Thursday, July 30, 2015

Butter Baked Goods: Nostalgic Recipes From A Little Neighborhood Bakery by Rosie Daykin

Back when my children were young, sometimes at the bakery counter we'd buy a birthday cake for no real occasion.  We'd have it dedicated to the birthday of no one in particular that we knew.  It was just a fun treat that we'd enjoy later at home.  This random purchase provided a boost in mood and excitement for everyone.  Who doesn't love birthday cake?   Looking back, there are many fond memories associated with the food we've shared with family and friends.  If you are someone who enjoys food traditions and collecting recipes from loved ones, then this is a book you will enjoy.

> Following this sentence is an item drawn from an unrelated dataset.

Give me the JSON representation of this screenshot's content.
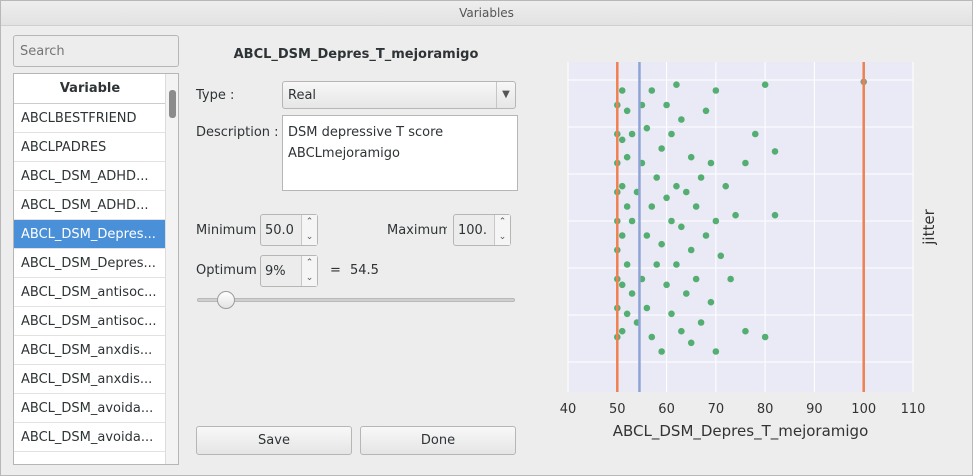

Perusing the pages of Butter Baked Goods by Ms. Rosie Daykin evokes that kind of nostalgic memory.  As a successful business woman, working at the time as an interior designer in Vancouver, she saw a need in her community and decided to follow her life-long dream of owning a bakery.  She found just the right location and her shop, Butter Baked Goods, opened in 2007.

Her vision for her new venture was a place to create special treats and cakes that she had enjoyed in her childhood.  The recipes she includes in her book are some of the homespun favorites she sells in her shop.  Many of the baked goods featured are ones I have made over the years for family and friends and no doubt you will recognize them as favorites from your past as well. Some of them have a fun, new twist.

Ms. Daykin starts the book with suggestions for a well-stocked pantry and fridge. Things you want to have on hand when the baking urge strikes.  She then moves into the "Tools of the Trade".  I was surprised to see two wooden yard sticks included with some of the tools but after reading on, I think her idea for using them is not only practical but brilliant.  The answer to this culinary cliffhanger is on page 15.  She also has a list of equipment she can't live without and gives hints for working with eggs, creaming butter and sugar, as well as other pastry chef techniques.

Now the recipes.  The chapters are laid out to be able to create: muffins and scones, drop sandwich, as well as rolled cookies and bars, cakes and frostings, pastry, pies and tarts and other confections. Her marshmallows have been such a success she has a separate operation just to make them.  With the success of her first bakery, she has opened a second and also sells her tasty treats to other high end grocery stores and shops.

Since I won't be able to take a trip to Canada to sample her wares anytime soon, I am content to have the opportunity to bake from the book.  I love that she has taken the time to share her recipes. It's always so refreshing to see confident bakers willing to share their recipes so unselfishly like Ms. Rosie had done.  I can attest that the Peanut Butter Sandwich Cookies and the Homemade You Know Whats were a huge hit with co-workers.  It was also great to have something turn out as photographed when working from a new cookbook.  I have even made the peanut butter cookies in a gluten-free version, substituting Cup 4 Cup gluten-free flour for the same amount of the all-purpose flour required in the original recipe.  It was a real treat to have something tasty to offer my gluten-intolerant child to be able to enjoy without feeling like the cookie was lacking something.  They were delicious and you would not have been able to tell they were gluten-free unless you were told.

If you are looking to find other books that have that same nostalgic flair for baked goods, you might try either of the cookbooks by Savanah, Georgia pastry chefs, Cheryl and Griffith Day.  They are: Back in the Day Bakery Cookbook and  Back in the Day Bakery, Made With Love.  You won't be disappointed!